Una piccola infarinatura sul libro Tortellinata
Senza spifferare troppo ma solo per incuriosirvi provo a riassumere qualche sfizioso particolare del lungo percorso illustrato (con foto, disegni d’epoca e ricette “rievocate” dall’estro ai fornelli di Vottero) dal gastro-condottiero Napoleone. Si parte dai “torteleti” serviti nel 1095 ai 3000 bolognesi che partirono per difendere la Terra Santa nel corso della Prima Crociata a quelli interpretati da Bartolomeo Scappi, sommo cuoco di Paolo III e Pio V oltre che autore di uno dei più corposi trattati di cucina rinascimentale.
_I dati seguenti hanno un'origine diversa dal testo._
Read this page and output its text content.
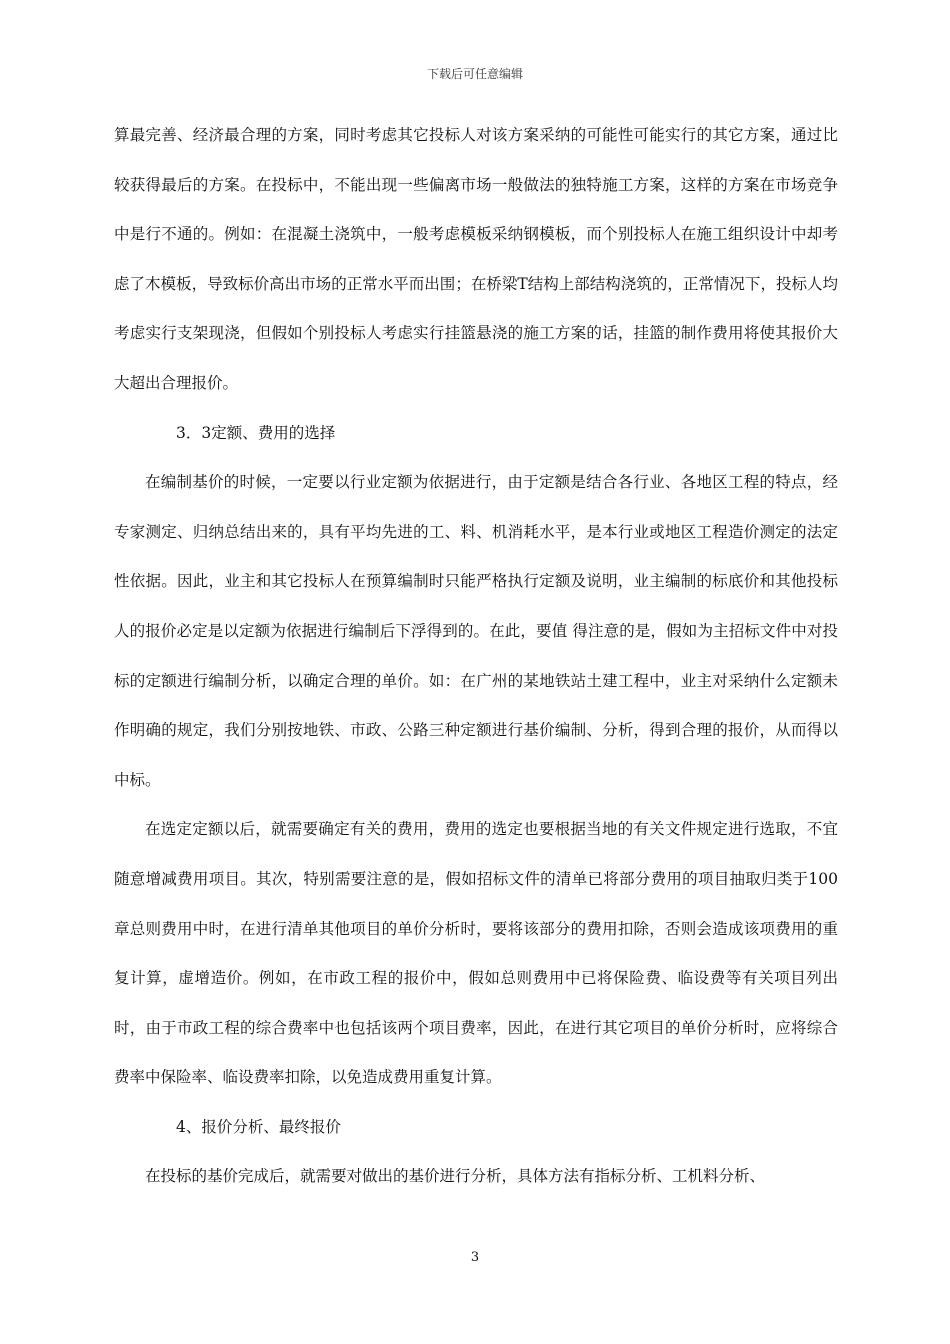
下载后可任意编辑

算最完善、经济最合理的方案，同时考虑其它投标人对该方案采纳的可能性可能实行的其它方案，通过比较获得最后的方案。在投标中，不能出现一些偏离市场一般做法的独特施工方案，这样的方案在市场竞争中是行不通的。例如：在混凝土浇筑中，一般考虑模板采纳钢模板，而个别投标人在施工组织设计中却考虑了木模板，导致标价高出市场的正常水平而出围；在桥梁T结构上部结构浇筑的，正常情况下，投标人均考虑实行支架现浇，但假如个别投标人考虑实行挂篮悬浇的施工方案的话，挂篮的制作费用将使其报价大大超出合理报价。

3．3定额、费用的选择

在编制基价的时候，一定要以行业定额为依据进行，由于定额是结合各行业、各地区工程的特点，经专家测定、归纳总结出来的，具有平均先进的工、料、机消耗水平，是本行业或地区工程造价测定的法定性依据。因此，业主和其它投标人在预算编制时只能严格执行定额及说明，业主编制的标底价和其他投标人的报价必定是以定额为依据进行编制后下浮得到的。在此，要值 得注意的是，假如为主招标文件中对投标的定额进行编制分析，以确定合理的单价。如：在广州的某地铁站土建工程中，业主对采纳什么定额未作明确的规定，我们分别按地铁、市政、公路三种定额进行基价编制、分析，得到合理的报价，从而得以中标。

在选定定额以后，就需要确定有关的费用，费用的选定也要根据当地的有关文件规定进行选取，不宜随意增减费用项目。其次，特别需要注意的是，假如招标文件的清单已将部分费用的项目抽取归类于100章总则费用中时，在进行清单其他项目的单价分析时，要将该部分的费用扣除，否则会造成该项费用的重复计算，虚增造价。例如，在市政工程的报价中，假如总则费用中已将保险费、临设费等有关项目列出时，由于市政工程的综合费率中也包括该两个项目费率，因此，在进行其它项目的单价分析时，应将综合费率中保险率、临设费率扣除，以免造成费用重复计算。

4、报价分析、最终报价

在投标的基价完成后，就需要对做出的基价进行分析，具体方法有指标分析、工机料分析、

3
Scorrendo le pagine si scopre che nel Cinquecento i bottegai bolognesi vendevano i tortellini a numero e non a peso oppure che sul finire dell’Ottocento i gustosi ombelichi venivano esportati in tutto il mondo, udite udite, anche in confezione barattolo dalla fabbrica bolognese di Enrico Zambelli e Paolo Atti. Quest’ultimo fondatore della dinastia di fornai-pastai che a distanza di quasi un secolo e mezzo prosegue, nei suoi due storici negozi di via Drapperie e via Clavature, nello sfornare tortellini e leccornie felsinee per gli autoctoni e gli entusiasti turisti che quotidianamente li affollano.
Fra le evoluzioni delle forme, del ripieno (dalle versioni quattrocentesche con lonza, formaggio, datteri, uva passa ma anche con fiori secchi di cannabis sativa, pancetta, formaggio, pepe e noce moscata fino alle rinascimentali versioni dello Scappi, del Tanara, dello Stefani per arrivare a quella attuale codificata e depositata presso la Camera di Commercio di Bologna) e delle preparazioni (pasticcio, zuppa, tortellini in gratin, scrigno di Venere con pasta frolla semidolce), ci si accorge di quanto l’odierna diatriba fra tortellini in brodo o alla panna sia storicamente riduttiva. Un libro tutto da gustare magari sfatando qualche falsa leggenda ed acquisendo una proiezione secolare di quanto il tortellino rappresenti, con ragionevole certezza, il concetto gastronomico identitario della “bolognesità” a tavola.